Assim sendo, mediante as potencialidades da intervenção planejada, conclui-se que a aplicação da terapia ABA apresenta inúmeras possibilidades de ser potencializada enquanto instrumento incentivador de habilidades psicomotoras, no caso de criança no Transtorno do Espectro do Autismo. Percebe-se, ainda, que um dos principais benefícios desse tipo de ensino e aprendizagem é a diminuição do desânimo e, principalmente, da frustração do/a aluno/a.

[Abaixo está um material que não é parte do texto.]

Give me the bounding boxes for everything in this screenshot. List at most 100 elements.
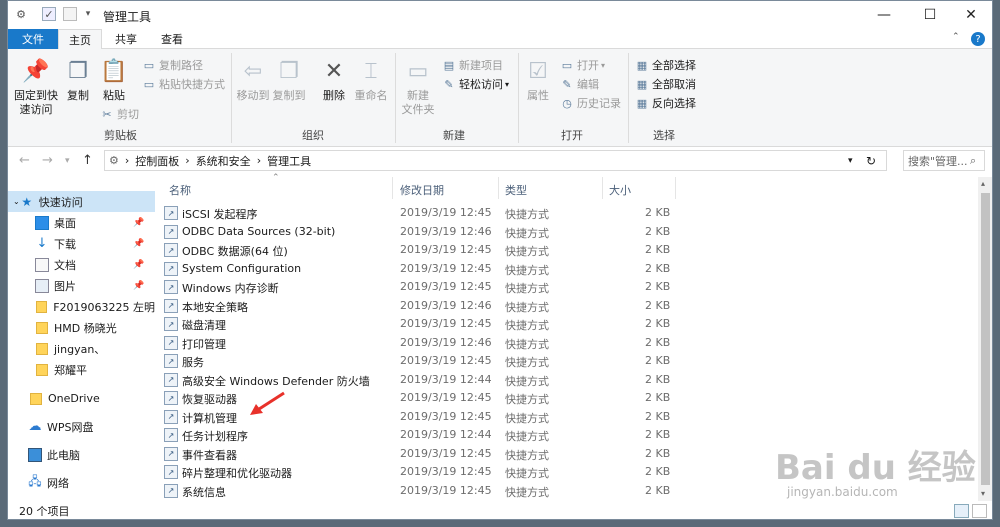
- invert-selection-button[interactable]: ▦ 反向选择: [635, 94, 696, 112]
- customize-quick-access-icon[interactable]: ▾: [81, 7, 95, 21]
- sidebar-item-desktop[interactable]: 桌面 📌: [8, 212, 155, 233]
- column-divider[interactable]: [498, 177, 499, 199]
- close-button[interactable]: ✕: [948, 1, 992, 29]
- breadcrumb-admin-tools[interactable]: 管理工具: [267, 153, 311, 169]
- copy-button[interactable]: ❐ 复制: [62, 57, 94, 103]
- sidebar-item-downloads[interactable]: ↓ 下载 📌: [8, 233, 155, 254]
- status-bar: 20 个项目: [8, 501, 992, 519]
- app-icon[interactable]: ⚙: [14, 7, 28, 21]
- move-to-button[interactable]: ⇦ 移动到: [236, 57, 270, 103]
- help-icon[interactable]: ?: [971, 32, 985, 46]
- pin-icon: 📌: [133, 238, 145, 249]
- new-folder-button[interactable]: ▭ 新建 文件夹: [400, 57, 436, 117]
- file-date: 2019/3/19 12:45: [400, 483, 492, 497]
- select-none-button[interactable]: ▦ 全部取消: [635, 75, 696, 93]
- copy-to-button[interactable]: ❐ 复制到: [272, 57, 306, 103]
- maximize-button[interactable]: ☐: [907, 1, 953, 29]
- select-all-button[interactable]: ▦ 全部选择: [635, 56, 696, 74]
- vertical-scrollbar[interactable]: ▴ ▾: [978, 177, 992, 501]
- file-date: 2019/3/19 12:45: [400, 391, 492, 404]
- cut-button[interactable]: ✂ 剪切: [100, 105, 139, 123]
- sidebar-item-wps[interactable]: ☁ WPS网盘: [8, 416, 155, 437]
- minimize-button[interactable]: —: [861, 1, 907, 29]
- sidebar-item-folder[interactable]: jingyan、: [8, 338, 155, 359]
- edit-button[interactable]: ✎ 编辑: [560, 75, 599, 93]
- paste-button[interactable]: 📋 粘贴: [98, 57, 130, 103]
- back-arrow-icon[interactable]: ←: [19, 153, 30, 168]
- up-arrow-icon[interactable]: ↑: [82, 153, 93, 168]
- new-folder-quick-icon[interactable]: [63, 7, 77, 21]
- table-row[interactable]: ↗ 本地安全策略 2019/3/19 12:46 快捷方式 2 KB: [155, 297, 992, 316]
- column-divider[interactable]: [675, 177, 676, 199]
- tab-home[interactable]: 主页: [58, 29, 102, 50]
- table-row[interactable]: ↗ 服务 2019/3/19 12:45 快捷方式 2 KB: [155, 352, 992, 371]
- sidebar-item-folder[interactable]: HMD 杨晓光: [8, 317, 155, 338]
- column-header-size[interactable]: 大小: [609, 179, 631, 201]
- table-row[interactable]: ↗ iSCSI 发起程序 2019/3/19 12:45 快捷方式 2 KB: [155, 204, 992, 223]
- breadcrumb-system-security[interactable]: 系统和安全: [196, 153, 251, 169]
- recent-locations-icon[interactable]: ▾: [65, 156, 70, 166]
- folder-icon: [36, 300, 48, 313]
- breadcrumb-control-panel[interactable]: 控制面板: [135, 153, 179, 169]
- sidebar-item-onedrive[interactable]: OneDrive: [8, 388, 155, 409]
- file-type: 快捷方式: [505, 300, 549, 314]
- file-size: 2 KB: [645, 280, 671, 293]
- delete-button[interactable]: ✕ 删除: [318, 57, 350, 103]
- file-name: 事件查看器: [182, 448, 237, 462]
- dropdown-icon: ▾: [505, 79, 510, 89]
- column-header-name[interactable]: 名称: [169, 179, 191, 201]
- table-row[interactable]: ↗ Windows 内存诊断 2019/3/19 12:45 快捷方式 2 KB: [155, 278, 992, 297]
- history-button[interactable]: ◷ 历史记录: [560, 94, 621, 112]
- file-date: 2019/3/19 12:45: [400, 446, 492, 460]
- table-row[interactable]: ↗ ODBC 数据源(64 位) 2019/3/19 12:45 快捷方式 2 KB: [155, 241, 992, 260]
- table-row[interactable]: ↗ 打印管理 2019/3/19 12:46 快捷方式 2 KB: [155, 334, 992, 353]
- column-header-modified[interactable]: 修改日期: [400, 179, 444, 201]
- table-row[interactable]: ↗ 磁盘清理 2019/3/19 12:45 快捷方式 2 KB: [155, 315, 992, 334]
- easy-access-button[interactable]: ✎ 轻松访问 ▾: [442, 75, 509, 93]
- table-row[interactable]: ↗ System Configuration 2019/3/19 12:45 快捷方式…: [155, 260, 992, 279]
- search-input[interactable]: 搜索"管理... ⌕: [903, 150, 985, 171]
- open-button[interactable]: ▭ 打开 ▾: [560, 56, 605, 74]
- column-divider[interactable]: [602, 177, 603, 199]
- sidebar-item-quick-access[interactable]: ⌄ ★ 快速访问: [8, 191, 155, 212]
- scissors-icon: ✂: [102, 107, 112, 121]
- tab-file[interactable]: 文件: [8, 29, 58, 49]
- sidebar-item-network[interactable]: 🖧 网络: [8, 472, 155, 493]
- column-header-type[interactable]: 类型: [505, 179, 527, 201]
- sidebar-item-this-pc[interactable]: 此电脑: [8, 444, 155, 465]
- sidebar-item-pictures[interactable]: 图片 📌: [8, 275, 155, 296]
- sidebar-item-folder[interactable]: 郑耀平: [8, 359, 155, 380]
- large-icons-view-icon[interactable]: [972, 504, 987, 518]
- file-type: 快捷方式: [505, 374, 549, 388]
- details-view-icon[interactable]: [954, 504, 969, 518]
- rename-button[interactable]: ⌶ 重命名: [353, 57, 389, 103]
- scroll-down-icon[interactable]: ▾: [981, 489, 985, 498]
- collapse-ribbon-icon[interactable]: ⌃: [952, 32, 960, 42]
- shortcut-file-icon: ↗: [164, 354, 178, 368]
- open-icon: ▭: [561, 58, 573, 72]
- address-bar[interactable]: ⚙ › 控制面板 › 系统和安全 › 管理工具 ▾ ↻: [104, 150, 887, 171]
- column-divider[interactable]: [392, 177, 393, 199]
- file-name: 碎片整理和优化驱动器: [182, 467, 292, 480]
- paste-shortcut-button[interactable]: ▭ 粘贴快捷方式: [142, 75, 225, 93]
- scrollbar-thumb[interactable]: [981, 193, 990, 485]
- table-row[interactable]: ↗ ODBC Data Sources (32-bit) 2019/3/19 12:…: [155, 223, 992, 242]
- pin-quick-access-button[interactable]: 📌 固定到快 速访问: [14, 57, 58, 117]
- refresh-icon[interactable]: ↻: [866, 154, 876, 168]
- file-date: 2019/3/19 12:45: [400, 465, 492, 478]
- scroll-up-icon[interactable]: ▴: [981, 179, 985, 188]
- group-new-label: 新建: [443, 129, 465, 142]
- address-dropdown-icon[interactable]: ▾: [848, 156, 853, 166]
- folder-icon: [30, 392, 42, 405]
- ribbon: 📌 固定到快 速访问 ❐ 复制 📋 粘贴 ▭ 复制路径 ▭ 粘贴快捷方式 ✂ 剪切 剪…: [8, 49, 992, 147]
- sidebar-item-folder[interactable]: F2019063225 左明: [8, 296, 155, 317]
- tab-share[interactable]: 共享: [104, 29, 148, 49]
- sidebar-item-documents[interactable]: 文档 📌: [8, 254, 155, 275]
- new-item-button[interactable]: ▤ 新建项目: [442, 56, 503, 74]
- properties-button[interactable]: ☑ 属性: [523, 57, 553, 103]
- copy-path-button[interactable]: ▭ 复制路径: [142, 56, 203, 74]
- properties-quick-icon[interactable]: ✓: [42, 7, 56, 21]
- table-row[interactable]: ↗ 高级安全 Windows Defender 防火墙 2019/3/19 12:4…: [155, 371, 992, 390]
- forward-arrow-icon[interactable]: →: [42, 153, 53, 168]
- tab-view[interactable]: 查看: [150, 29, 194, 49]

Consta-se, também, que a garantia de que o aluno/a concretizará as tarefas com sucesso, repetindo o número de vezes que for previamente estabelecido pelo/a professor/a, vincula-se sempre ao recebendo de um reforço positivo, principalmente depois da aquisição de uma nova habilidade, incentivando o/a a se manter motivado e com desejo de aprender.
Destaca-se, também, que as tarefas propostas foram planejadas levando-se em consideração a execução de movimentos que o/a aluno já realiza em suas brincadeiras cotidianas. Nesse sentido, a psicomotricidade ajudou a criança a compreender que as ações que fazem parte de sua vida, como movimentos naturais já realizados por ela, podem ser potencializadas, de forma organizada e planejada, para que ela possa desenvolver novas habilidades.
Em suma, corrobora-se com a ideia que a intervenção escolar inclusiva baseada na Análise do Comportamento Aplicada (ABA) vem se mostrando eficaz, e altamente promissora, para o desenvolvimento psicomotor da criança no TEA.